“If I had the time and the money I would love to tidy this woodland and open it up so that I could just come up here and sit, watching”.

The Story of the Woodland Wildlife Hide.

This hide is located within a small private woodland on my Grandparent’s farm in Derbyshire. The woodland is truly wild and in fact up until recently was only entered on a couple of occasions each year, one of which was when my Gran would go and collect moss and holly for her Christmas wreath. One Christmas I went up to the farm to visit my Grandparent’s and whilst photographing hares in the field that surrounds the woodland, I noticed a fox making her way into the far corner. Full of excitement I returned to the farmhouse to tell my Grandparent’s, not quite as excited as me my Gran simply replied, “oh we get quite a few foxes in there” so I went straight online and purchased a couple of trail cameras.

A few of days later, trail cameras in hand, I returned to the woodland, only this time with my Gran came too. Back then you had to take a scythe with you to create your own path through the maze of brambles and hawthorn, it was a real challenge. You would come out looking like you had just spent an hour wrestling Freddie Krueger. Ok maybe not quite but it was so wild and overgrown.

Whilst clearing a path to the middle of the woodland my Gran said to me that she had always wanted to do something with the woodland and that if she had the time and the money she would love to tidy and open it up so that she could just come up here and sit watching.

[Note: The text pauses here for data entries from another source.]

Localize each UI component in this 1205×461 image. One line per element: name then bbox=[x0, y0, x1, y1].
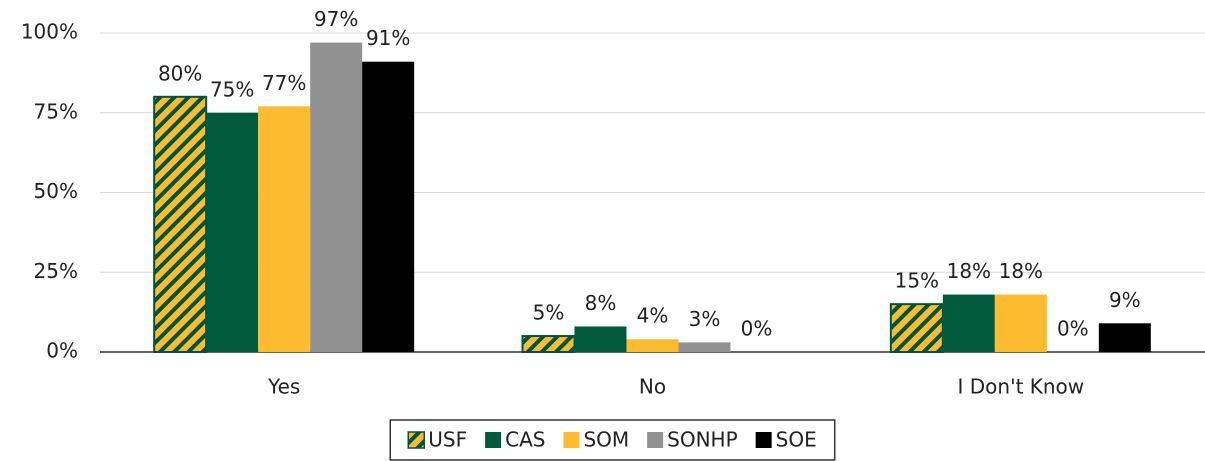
bar bbox=[1098, 323, 1151, 352]
data-label: 5% bbox=[533, 301, 565, 325]
bar bbox=[258, 106, 311, 353]
legend-swatch bbox=[563, 432, 580, 448]
bar bbox=[574, 326, 627, 352]
data-label: 3% bbox=[689, 307, 721, 331]
bar bbox=[153, 95, 208, 353]
x-tick-label: No bbox=[639, 375, 666, 399]
bar bbox=[626, 339, 679, 352]
legend-label: CAS bbox=[505, 428, 545, 452]
legend-swatch bbox=[485, 432, 502, 448]
bar bbox=[678, 342, 731, 352]
y-tick-label: 100% bbox=[21, 20, 78, 44]
legend-swatch bbox=[755, 432, 772, 448]
data-label: 77% bbox=[262, 71, 306, 95]
data-label: 80% bbox=[158, 61, 202, 85]
legend-swatch bbox=[407, 431, 426, 449]
data-label: 97% bbox=[314, 7, 358, 31]
bar bbox=[362, 61, 415, 353]
x-tick-label: Yes bbox=[267, 375, 300, 399]
legend-swatch bbox=[647, 432, 664, 448]
y-tick-label: 50% bbox=[34, 179, 78, 203]
legend-label: SONHP bbox=[667, 428, 738, 452]
data-label: 18% bbox=[999, 259, 1043, 283]
data-label: 15% bbox=[895, 269, 939, 293]
bar bbox=[206, 112, 259, 352]
bar bbox=[310, 42, 363, 352]
data-label: 8% bbox=[585, 291, 617, 315]
data-label: 0% bbox=[741, 317, 773, 341]
data-label: 0% bbox=[1057, 317, 1089, 341]
legend-label: SOM bbox=[583, 428, 629, 452]
bar bbox=[521, 335, 576, 353]
data-label: 75% bbox=[210, 77, 254, 101]
y-tick-label: 25% bbox=[34, 259, 78, 283]
data-label: 4% bbox=[637, 304, 669, 328]
bar bbox=[942, 294, 995, 352]
x-tick-label: I Don't Know bbox=[958, 375, 1085, 399]
bar bbox=[889, 303, 944, 353]
legend-label: USF bbox=[428, 428, 467, 452]
bar bbox=[994, 294, 1047, 352]
data-label: 9% bbox=[1109, 288, 1141, 312]
data-label: 91% bbox=[366, 26, 410, 50]
y-tick-label: 75% bbox=[34, 99, 78, 123]
data-label: 18% bbox=[947, 259, 991, 283]
legend-label: SOE bbox=[776, 428, 817, 452]
y-tick-label: 0% bbox=[46, 339, 78, 363]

So I decided to put up some bird feeders, leave out some trail cameras and open up a pathway so that she could do exactly that. Sadly though not long after opening it up, she got diagnosed with cancer and never really got the chance to enjoy it, whilst I was of course heartbroken, this really motivated me to get the woodland in a more usable condition. I wanted it to become a place that people could go to and enjoy wildlife and most importantly a place that I could go to and always be reminded of my Gran.

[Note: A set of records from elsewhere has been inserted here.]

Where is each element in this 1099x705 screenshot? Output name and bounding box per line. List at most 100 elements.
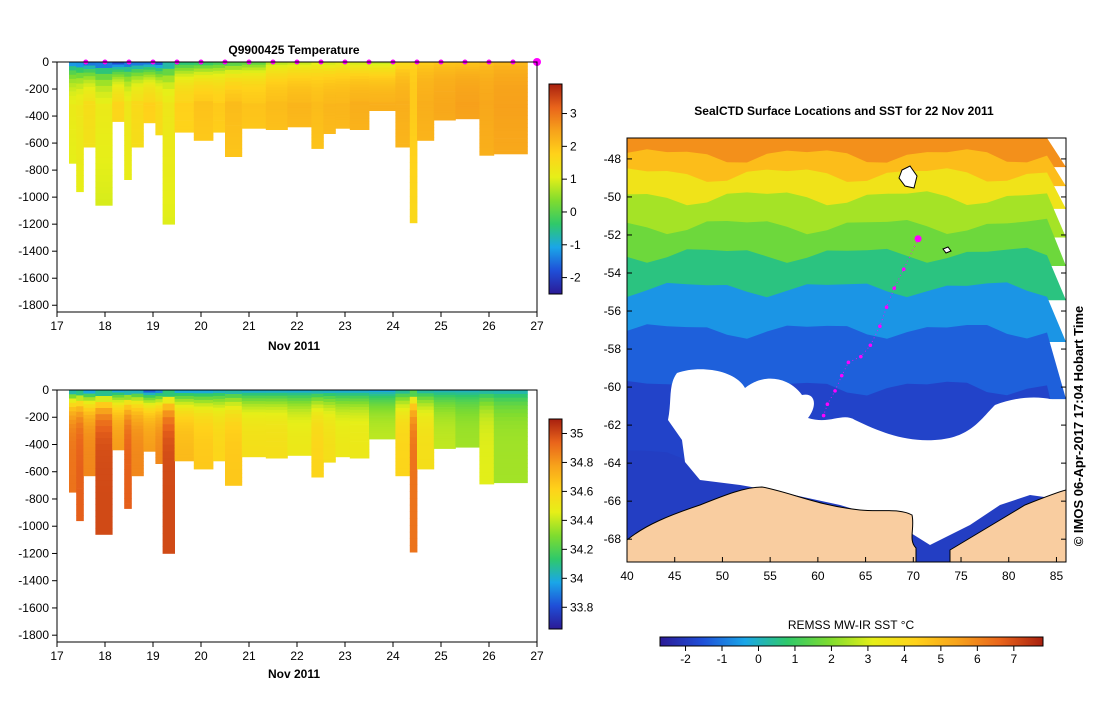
profile-cell	[76, 148, 84, 155]
profile-cell	[83, 465, 96, 470]
profile-cell	[323, 444, 336, 448]
profile-column	[213, 62, 226, 133]
profile-cell	[335, 395, 351, 399]
profile-cell	[112, 84, 125, 88]
profile-cell	[213, 129, 226, 133]
profile-cell	[335, 95, 351, 99]
profile-cell	[69, 78, 77, 84]
profile-cell	[193, 452, 214, 457]
profile-cell	[241, 417, 267, 421]
profile-column	[433, 62, 456, 121]
profile-cell	[395, 83, 411, 88]
profile-cell	[323, 429, 336, 433]
profile-cell	[493, 142, 528, 147]
profile-cell	[479, 108, 495, 113]
profile-cell	[395, 457, 411, 462]
profile-cell	[433, 416, 456, 420]
profile-cell	[76, 67, 84, 74]
profile-cell	[112, 106, 125, 110]
profile-cell	[155, 457, 163, 461]
profile-cell	[349, 398, 370, 402]
profile-cell	[225, 425, 243, 431]
profile-cell	[311, 466, 324, 471]
profile-cell	[124, 469, 132, 475]
profile-cell	[193, 462, 214, 467]
profile-cell	[174, 407, 195, 412]
profile-cell	[131, 136, 144, 141]
profile-cell	[225, 477, 243, 482]
profile-cell	[335, 445, 351, 449]
profile-cell	[162, 451, 175, 459]
profile-cell	[335, 111, 351, 115]
profile-cell	[287, 70, 312, 74]
profile-cell	[193, 117, 214, 122]
profile-cell	[433, 69, 456, 73]
profile-cell	[479, 456, 495, 461]
profile-cell	[225, 437, 243, 443]
profile-cell	[395, 76, 411, 81]
profile-cell	[193, 446, 214, 450]
profile-cell	[124, 62, 132, 68]
profile-column	[395, 390, 411, 477]
profile-cell	[369, 100, 396, 103]
profile-cell	[95, 438, 113, 445]
profile-cell	[193, 436, 214, 440]
profile-cell	[241, 125, 267, 129]
profile-cell	[455, 76, 480, 79]
profile-cell	[213, 425, 226, 429]
profile-cell	[369, 72, 396, 75]
profile-cell	[69, 402, 77, 408]
profile-cell	[124, 409, 132, 416]
profile-cell	[493, 390, 528, 395]
lon-tick-label: 70	[907, 569, 921, 583]
profile-cell	[241, 403, 267, 408]
profile-cell	[433, 105, 456, 109]
profile-cell	[395, 125, 411, 130]
profile-cell	[69, 159, 77, 164]
sst-colorbar-tick-label: 3	[865, 652, 872, 666]
profile-cell	[174, 73, 195, 77]
profile-cell	[112, 420, 125, 423]
profile-cell	[162, 170, 175, 178]
profile-cell	[112, 81, 125, 85]
profile-cell	[417, 71, 435, 76]
profile-cell	[95, 480, 113, 487]
profile-cell	[162, 485, 175, 493]
profile-cell	[131, 101, 144, 105]
profile-cell	[213, 446, 226, 450]
profile-cell	[213, 94, 226, 98]
profile-cell	[455, 97, 480, 101]
profile-cell	[479, 468, 495, 473]
profile-cell	[395, 415, 411, 419]
profile-cell	[433, 414, 456, 418]
profile-cell	[131, 115, 144, 120]
profile-cell	[124, 444, 132, 450]
profile-cell	[455, 440, 480, 443]
profile-cell	[287, 439, 312, 443]
track-point	[839, 373, 844, 378]
profile-cell	[265, 107, 288, 111]
profile-column	[323, 62, 336, 134]
profile-cell	[335, 437, 351, 441]
profile-cell	[479, 476, 495, 481]
profile-cell	[409, 189, 418, 197]
profile-cell	[265, 118, 288, 122]
profile-cell	[95, 390, 113, 397]
salinity-x-label: Nov 2011	[268, 667, 320, 681]
profile-cell	[311, 141, 324, 146]
profile-cell	[131, 407, 144, 412]
lat-tick-label: -60	[604, 380, 622, 394]
profile-cell	[323, 447, 336, 451]
profile-cell	[143, 72, 156, 75]
profile-cell	[174, 88, 195, 92]
profile-cell	[143, 82, 156, 86]
map-title: SealCTD Surface Locations and SST for 22…	[694, 104, 994, 118]
profile-cell	[417, 416, 435, 420]
profile-cell	[213, 443, 226, 447]
profile-cell	[225, 117, 243, 122]
profile-cell	[349, 90, 370, 94]
profile-cell	[225, 390, 243, 395]
profile-cell	[323, 68, 336, 72]
profile-cell	[455, 428, 480, 431]
heard-island	[942, 246, 952, 254]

Now aptly named Shirley’s Wood, the place has slowly been transformed. There is now an easy access gate, with wood chip pathways leading you around the woodland to a wildlife hide. The hide itself looks out over the very spot that I put my first trail camera and in the spring becomes carpeted in bluebells. We have a large variety of woodland birds visiting and more recently we have been getting visits from buzzards and sparrowhawks.

To maximise photo opportunities we have added a reflection pool to the hide, which, on the right day makes for some wonderful images but the hope is, based on trail camera results from last spring, the foxes will be visiting daily. Two springs ago I had the pleasure of watching a vixen raise her cubs from this very woodland.

Like all things it is still a work in progress but if you want a spot that’s isolated, where you can sit in comfort and watch/photograph wildlife then it really is just that!

I could write all day about it but you’ll have to just come and see for yourself.